Na avaliação do movimento sindical, não houve avanços, mas recuos em relação aos objetivos do documento assinado entre a Febraban e a Seppir, em julho de 2010. O que mais chamou a atenção foram as demissões de negros, na sua maioria mulheres, nos bancos privados. Dados apresentados pela Contraf-CUT à ministra apontam que, além de não haver mais contratações, registrou-se aumento das demissões de negros nessas instituições nos últimos dois anos, principalmente no Itaú.

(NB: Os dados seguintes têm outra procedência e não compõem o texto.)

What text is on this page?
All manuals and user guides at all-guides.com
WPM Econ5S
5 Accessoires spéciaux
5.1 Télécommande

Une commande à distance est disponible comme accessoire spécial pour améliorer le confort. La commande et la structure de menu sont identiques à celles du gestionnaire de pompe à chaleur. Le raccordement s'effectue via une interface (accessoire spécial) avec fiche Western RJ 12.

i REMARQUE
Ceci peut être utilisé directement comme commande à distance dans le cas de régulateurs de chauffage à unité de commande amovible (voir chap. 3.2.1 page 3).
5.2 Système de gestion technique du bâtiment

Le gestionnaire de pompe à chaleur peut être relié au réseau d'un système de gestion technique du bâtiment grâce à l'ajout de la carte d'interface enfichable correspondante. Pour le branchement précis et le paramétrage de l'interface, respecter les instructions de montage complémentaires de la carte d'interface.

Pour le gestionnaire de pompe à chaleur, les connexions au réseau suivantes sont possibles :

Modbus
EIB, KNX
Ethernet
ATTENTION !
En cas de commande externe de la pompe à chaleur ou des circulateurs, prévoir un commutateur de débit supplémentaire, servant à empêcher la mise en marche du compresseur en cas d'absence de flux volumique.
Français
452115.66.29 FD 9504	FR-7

O próprio relatório de sustentabilidade do Itaú revela que houve aumento de 14% no número de desligamentos de mulheres negras no banco em 2011 em comparação com o ano anterior. Além disso, segundo o Mapa da Diversidade, feito pela Febraban e divulgado em 2009, os negros e pardos constituíam 19% da mão-de-obra bancária, ao passo que hoje esse índice está em 18%.


“Os dados desmascaram mais um truque dos banqueiros, que se utilizam do Relatório Anual de Informações Sociais (Rais) do Ministério do Trabalho e Emprego, que engloba o sistema financeiro como um todo, para dizer que está havendo sim contratações de negros. Só que, como nos bancos públicos as admissões se dão via concurso, a realidade acaba não aparecendo”, afirmou Andrea Vasconcelos, secretária de Políticas Sociais da Contraf-CUT.


Limpeza étnica e invisibilidade visível – Diante dos números, a Contraf-CUT classificou de limpeza étnica a política dos bancos privados de demitir preferencialmente negros (e mulheres negras) e lançou um desafio à ministra. Que ela, acompanhada de dirigentes sindicais, percorra agências de bancos privadas na região do centro de Brasília, e mesmo na Esplanada dos Ministérios, para comprovar que não há negros trabalhando nos bancos e, quando há, eles são minoria absoluta.